Die traditionellen Kunstformen ermöglichen eine Entdeckung, die sich vornehmlich auf das Reich des Geistigen und Sinnlichen erstreckt und das Handwerk dieser Form von Entdeckung konnte sich während Jahrhunderten entwickeln. Aber welche Form nimmt ein Handwerk der Entdeckung an, das im Reich des Wirklichen aufgeht? Dass man an dem Reich des Wirklichen teilhat, bedeutet, dass man handelt, weshalb das Handwerk solcher Entdeckung die Form einer ästhetischen Handlung annimmt. Die Ästhetik gewinnt hierdurch eine vollkommen neue Dimension, die ihr bisher verborgen geblieben war, wodurch sich das bestehende ästhetische System als unvollständig erweist. Dass wir nur eine ungefähre Vorstellung dessen besitzen, was eine ästhetische Handlung ist, ist darauf zurückzuführen, dass das Kunstwerk, das in der Lage wäre, uns solch eine Vorstellung einzugeben, erst im Entstehen begriffen ist. Denn nur vermöge eines solchen Kunstwerks kann ein Handwerk aus der Entdeckung hervorgehen, das im Reich des Wirklichen zu sich findet. Die Aufgabe der Zehnten Kunstform besteht folglich darin, Voraussetzungen für die Entdeckung ästhetischen Handelns zu schaffen.

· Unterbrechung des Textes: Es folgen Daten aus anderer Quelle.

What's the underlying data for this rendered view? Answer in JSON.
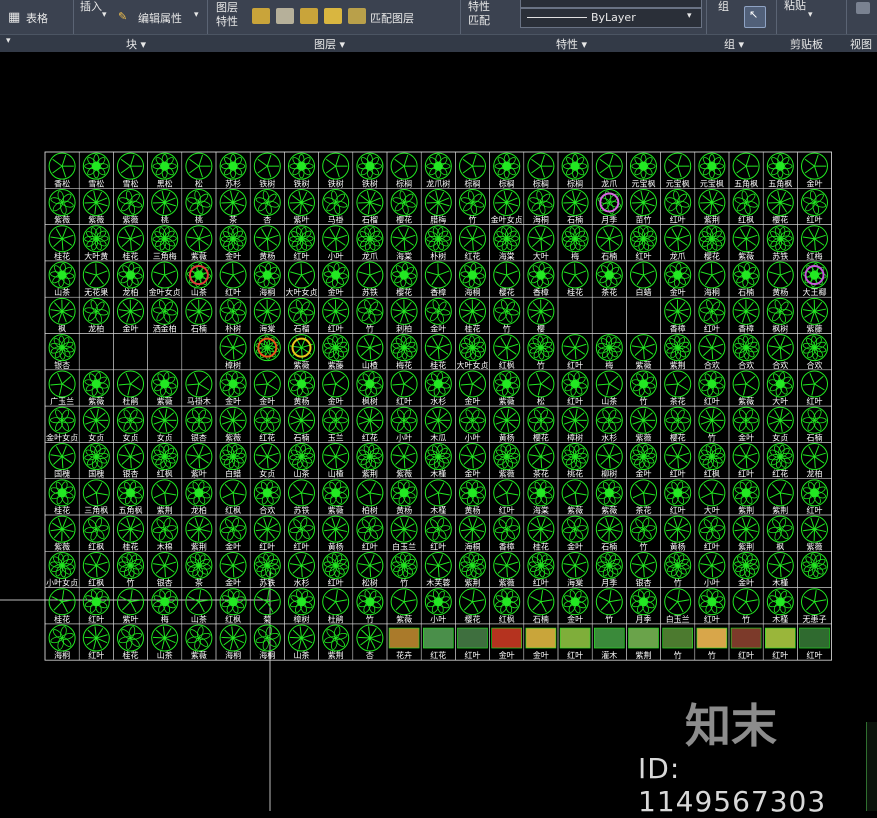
{
  "ribbon": {
    "table_label": "表格",
    "insert_label": "插入",
    "edit_attr_label": "编辑属性",
    "layer_label_line1": "图层",
    "layer_label_line2": "特性",
    "match_layer_label": "匹配图层",
    "props_match_line1": "特性",
    "props_match_line2": "匹配",
    "bylayer_label": "ByLayer",
    "group_label": "组",
    "paste_label": "粘贴",
    "panels": [
      "块 ▾",
      "图层 ▾",
      "特性 ▾",
      "组 ▾",
      "剪贴板",
      "视图"
    ]
  },
  "grid": {
    "row_labels": [
      [
        "香松",
        "雪松",
        "雪松",
        "黑松",
        "松",
        "苏杉",
        "铁树",
        "铁树",
        "铁树",
        "铁树",
        "棕榈",
        "龙爪树",
        "棕榈",
        "棕榈",
        "棕榈",
        "棕榈",
        "龙爪",
        "元宝枫",
        "元宝枫",
        "元宝枫",
        "五角枫",
        "五角枫",
        "金叶"
      ],
      [
        "紫薇",
        "紫薇",
        "紫薇",
        "桃",
        "桃",
        "茶",
        "杏",
        "紫叶",
        "马褂",
        "石榴",
        "樱花",
        "腊梅",
        "竹",
        "金叶女贞",
        "海桐",
        "石楠",
        "月季",
        "苗竹",
        "红叶",
        "紫荆",
        "红枫",
        "樱花",
        "红叶"
      ],
      [
        "桂花",
        "大叶黄",
        "桂花",
        "三角梅",
        "紫薇",
        "金叶",
        "黄杨",
        "红叶",
        "小叶",
        "龙爪",
        "海棠",
        "朴树",
        "红花",
        "海棠",
        "大叶",
        "梅",
        "石楠",
        "红叶",
        "龙爪",
        "樱花",
        "紫薇",
        "苏铁",
        "红梅"
      ],
      [
        "山茶",
        "无花果",
        "龙柏",
        "金叶女贞",
        "山茶",
        "红叶",
        "海桐",
        "大叶女贞",
        "金叶",
        "苏铁",
        "樱花",
        "香樟",
        "海桐",
        "樱花",
        "香樟",
        "桂花",
        "茶花",
        "白蜡",
        "金叶",
        "海桐",
        "石楠",
        "黄杨",
        "大王椰"
      ],
      [
        "枫",
        "龙柏",
        "金叶",
        "洒金柏",
        "石楠",
        "朴树",
        "海棠",
        "石榴",
        "红叶",
        "竹",
        "刺柏",
        "金叶",
        "桂花",
        "竹",
        "樱",
        "",
        "",
        "",
        "香樟",
        "红叶",
        "香樟",
        "枫树",
        "紫藤"
      ],
      [
        "银杏",
        "",
        "",
        "",
        "",
        "樟树",
        "",
        "紫薇",
        "紫藤",
        "山楂",
        "梅花",
        "桂花",
        "大叶女贞",
        "红枫",
        "竹",
        "红叶",
        "梅",
        "紫薇",
        "紫荆",
        "合欢",
        "合欢",
        "合欢",
        "合欢"
      ],
      [
        "广玉兰",
        "紫薇",
        "杜鹃",
        "紫薇",
        "马褂木",
        "金叶",
        "金叶",
        "黄杨",
        "金叶",
        "枫树",
        "红叶",
        "水杉",
        "金叶",
        "紫薇",
        "松",
        "红叶",
        "山茶",
        "竹",
        "茶花",
        "红叶",
        "紫薇",
        "大叶",
        "红叶"
      ],
      [
        "金叶女贞",
        "女贞",
        "女贞",
        "女贞",
        "银杏",
        "紫薇",
        "红花",
        "石楠",
        "玉兰",
        "红花",
        "小叶",
        "木瓜",
        "小叶",
        "黄杨",
        "樱花",
        "樟树",
        "水杉",
        "紫薇",
        "樱花",
        "竹",
        "金叶",
        "女贞",
        "石楠"
      ],
      [
        "国槐",
        "国槐",
        "银杏",
        "红枫",
        "紫叶",
        "白蜡",
        "女贞",
        "山茶",
        "山楂",
        "紫荆",
        "紫薇",
        "木槿",
        "金叶",
        "紫薇",
        "茶花",
        "桃花",
        "柳树",
        "金叶",
        "红叶",
        "红枫",
        "红叶",
        "红花",
        "龙柏"
      ],
      [
        "桂花",
        "三角枫",
        "五角枫",
        "紫荆",
        "龙柏",
        "红枫",
        "合欢",
        "苏铁",
        "紫薇",
        "柏树",
        "黄杨",
        "木槿",
        "黄杨",
        "红叶",
        "海棠",
        "紫薇",
        "紫薇",
        "茶花",
        "红叶",
        "大叶",
        "紫荆",
        "紫荆",
        "红叶"
      ],
      [
        "紫薇",
        "红枫",
        "桂花",
        "木棉",
        "紫荆",
        "金叶",
        "红叶",
        "红叶",
        "黄杨",
        "红叶",
        "白玉兰",
        "红叶",
        "海桐",
        "香樟",
        "桂花",
        "金叶",
        "石楠",
        "竹",
        "黄杨",
        "红叶",
        "紫荆",
        "枫",
        "紫薇"
      ],
      [
        "小叶女贞",
        "红枫",
        "竹",
        "银杏",
        "茶",
        "金叶",
        "苏铁",
        "水杉",
        "红叶",
        "松树",
        "竹",
        "木芙蓉",
        "紫荆",
        "紫薇",
        "红叶",
        "海棠",
        "月季",
        "银杏",
        "竹",
        "小叶",
        "金叶",
        "木槿",
        ""
      ],
      [
        "桂花",
        "红叶",
        "紫叶",
        "梅",
        "山茶",
        "红枫",
        "菊",
        "樟树",
        "杜鹃",
        "竹",
        "紫薇",
        "小叶",
        "樱花",
        "红枫",
        "石楠",
        "金叶",
        "竹",
        "月季",
        "白玉兰",
        "红叶",
        "竹",
        "木槿",
        "无患子"
      ],
      [
        "海桐",
        "红叶",
        "桂花",
        "山茶",
        "紫薇",
        "海桐",
        "海桐",
        "山茶",
        "紫荆",
        "杏",
        "花卉",
        "红花",
        "红叶",
        "金叶",
        "金叶",
        "红叶",
        "灌木",
        "紫荆",
        "竹",
        "竹",
        "红叶",
        "红叶",
        "红叶"
      ]
    ]
  },
  "watermark": {
    "logo_text": "知末",
    "id_text": "ID: 1149567303"
  },
  "colors": {
    "ribbon_bg": "#3b4250",
    "canvas_bg": "#000000",
    "symbol": "#22e822",
    "label": "#ffffff",
    "grid": "#d8d8d8"
  }
}
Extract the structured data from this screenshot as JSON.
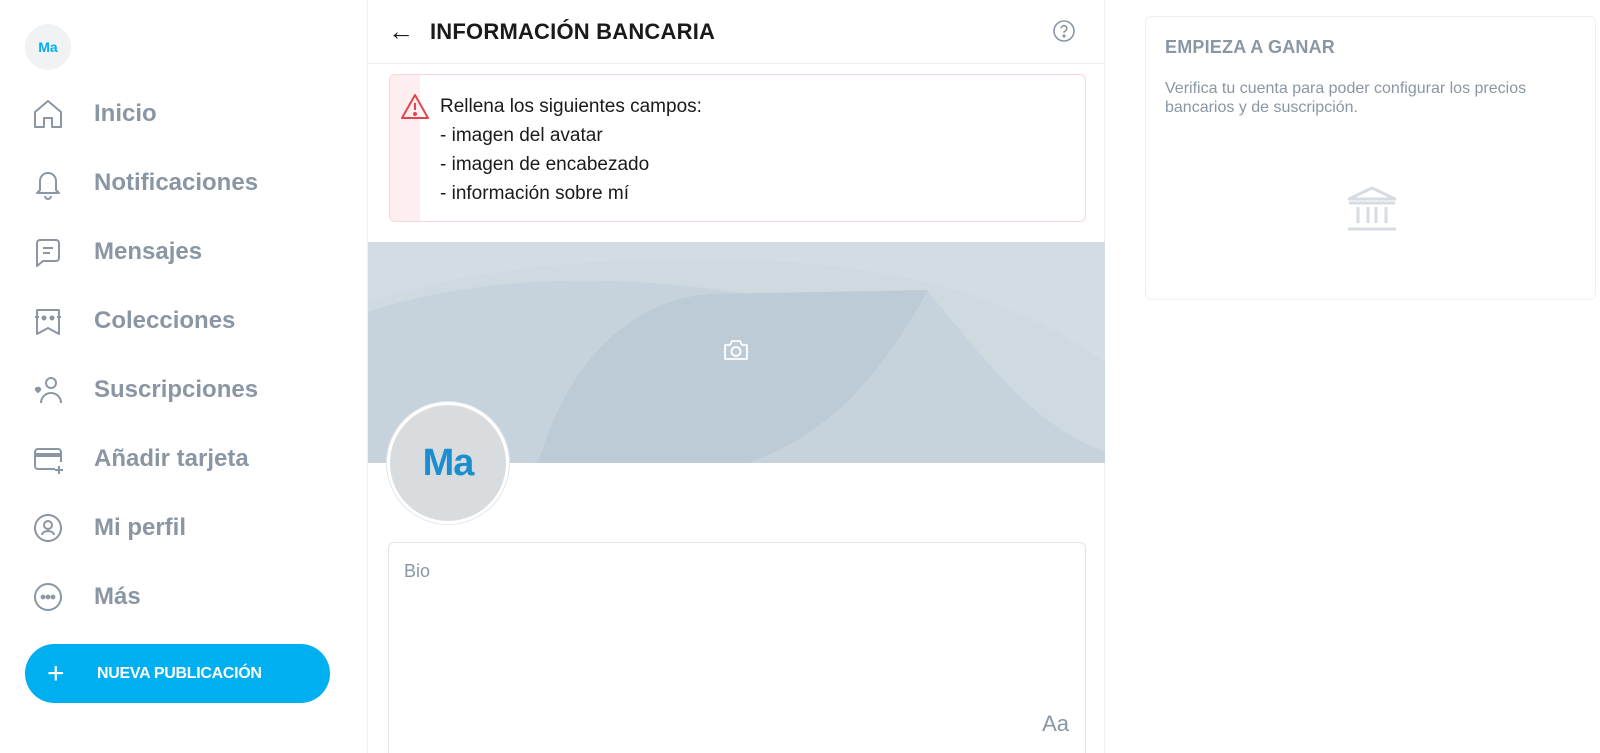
{
  "sidebar": {
    "avatar_initials": "Ma",
    "items": [
      {
        "label": "Inicio",
        "icon": "home-icon"
      },
      {
        "label": "Notificaciones",
        "icon": "bell-icon"
      },
      {
        "label": "Mensajes",
        "icon": "message-icon"
      },
      {
        "label": "Colecciones",
        "icon": "collections-icon"
      },
      {
        "label": "Suscripciones",
        "icon": "subscriptions-icon"
      },
      {
        "label": "Añadir tarjeta",
        "icon": "add-card-icon"
      },
      {
        "label": "Mi perfil",
        "icon": "profile-icon"
      },
      {
        "label": "Más",
        "icon": "more-icon"
      }
    ],
    "new_post_label": "NUEVA PUBLICACIÓN"
  },
  "main": {
    "title": "INFORMACIÓN BANCARIA",
    "alert": {
      "heading": "Rellena los siguientes campos:",
      "items": [
        "- imagen del avatar",
        "- imagen de encabezado",
        "- información sobre mí"
      ]
    },
    "avatar_initials": "Ma",
    "bio_placeholder": "Bio",
    "format_label": "Aa"
  },
  "right": {
    "title": "EMPIEZA A GANAR",
    "description": "Verifica tu cuenta para poder configurar los precios bancarios y de suscripción."
  },
  "colors": {
    "accent": "#00aff0",
    "muted": "#8a96a3",
    "alert_border": "#fbd5d8",
    "alert_icon": "#e5434e"
  }
}
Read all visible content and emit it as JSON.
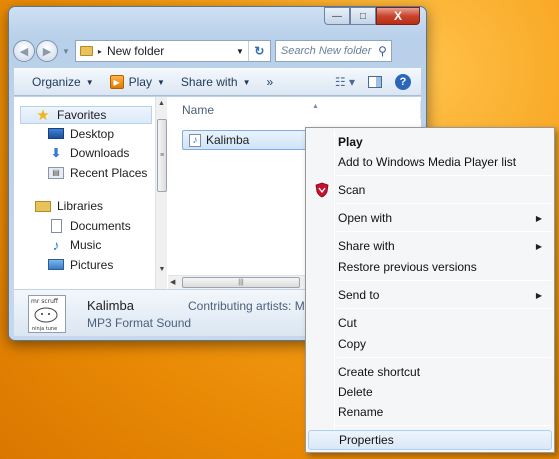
{
  "window": {
    "caption_buttons": {
      "minimize": "—",
      "maximize": "□",
      "close": "X"
    },
    "address": {
      "path_separator": "▸",
      "folder": "New folder"
    },
    "search": {
      "placeholder": "Search New folder"
    },
    "toolbar": {
      "organize": "Organize",
      "play": "Play",
      "share_with": "Share with",
      "more": "»"
    },
    "nav_pane": {
      "favorites": "Favorites",
      "favorite_items": [
        "Desktop",
        "Downloads",
        "Recent Places"
      ],
      "libraries": "Libraries",
      "library_items": [
        "Documents",
        "Music",
        "Pictures"
      ]
    },
    "file_list": {
      "column_name": "Name",
      "files": [
        "Kalimba"
      ]
    },
    "details": {
      "file_name": "Kalimba",
      "file_type": "MP3 Format Sound",
      "property_label": "Contributing artists:",
      "property_value": "Mr",
      "thumbnail_text": [
        "mr scruff",
        "ninja tune"
      ]
    }
  },
  "context_menu": {
    "items": [
      {
        "label": "Play",
        "bold": true
      },
      {
        "label": "Add to Windows Media Player list"
      },
      {
        "label": "Scan",
        "icon": "shield-icon"
      },
      {
        "label": "Open with",
        "submenu": true
      },
      {
        "label": "Share with",
        "submenu": true
      },
      {
        "label": "Restore previous versions"
      },
      {
        "label": "Send to",
        "submenu": true
      },
      {
        "label": "Cut"
      },
      {
        "label": "Copy"
      },
      {
        "label": "Create shortcut"
      },
      {
        "label": "Delete"
      },
      {
        "label": "Rename"
      },
      {
        "label": "Properties",
        "highlighted": true
      }
    ]
  },
  "colors": {
    "desktop_background": "#f39a12",
    "menu_highlight": "#dae8f8",
    "selection": "#cfe3f8"
  }
}
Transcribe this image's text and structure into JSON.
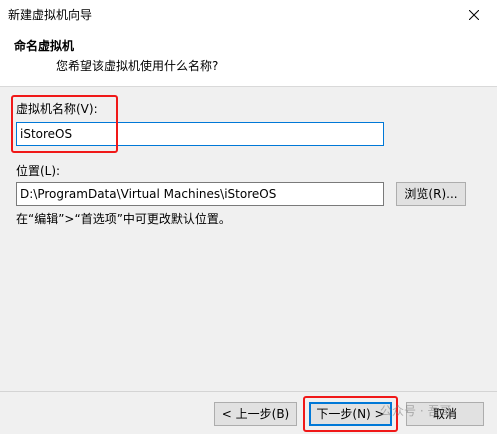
{
  "window": {
    "title": "新建虚拟机向导"
  },
  "header": {
    "title": "命名虚拟机",
    "subtitle": "您希望该虚拟机使用什么名称?"
  },
  "vm_name": {
    "label": "虚拟机名称(V):",
    "value": "iStoreOS"
  },
  "location": {
    "label": "位置(L):",
    "value": "D:\\ProgramData\\Virtual Machines\\iStoreOS",
    "browse_label": "浏览(R)...",
    "hint": "在“编辑”>“首选项”中可更改默认位置。"
  },
  "footer": {
    "back_label": "< 上一步(B)",
    "next_label": "下一步(N) >",
    "cancel_label": "取消"
  },
  "watermark": "公众号 · 吾哥",
  "colors": {
    "accent": "#0078d7",
    "highlight": "#f01818"
  }
}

§ 149. Der Wiedereintritt des Welthaften in das allgemeine Bewusstsein

Spreche ich von einer Wiederentdeckung der Welt, so bezeichne ich damit zunächst ein Wiedererwachen des Bewusstseins für das Welthafte als eines uns seit jeher umgebenden Wunders. Die Welt und das Leben als Verhältnis, das wir vermöge des Geistes zur Welt eingehen, ist ein Allgemeinstes, das für uns deshalb zum weißen Hintergrund für alles andere geworden ist, weil wir dieses Allgemeinsten immer schon teilhaftig sind. Denn was zuerst und zuletzt erscheint, sind Geist und Welt als die Bedingungen aller anderen Bedingungen. Wird die Welt als eine Einheit des Wirklichen und Sinnlichen zu einem Artefakt, wodurch das Natürliche einmal mehr unter den Bedingungen des Künstlichen erscheint, so werden wir uns ihrer Eigengesetzlichkeit schlagartig wieder bewusst. Man könnte behaupten, dass das vormals Natürliche damit zu einem bloßen Effekt der Kunst verkommt, aber mit gleichem Recht könnte man behaupten, dass dem Natürlichen dadurch sein Zauber wiedergegeben werde, zumal es letztlich als ein Gesetztes, mithin Unbegreifliches erscheint, wodurch sein durch und durch rätselhafter Charakter erst recht hervortritt.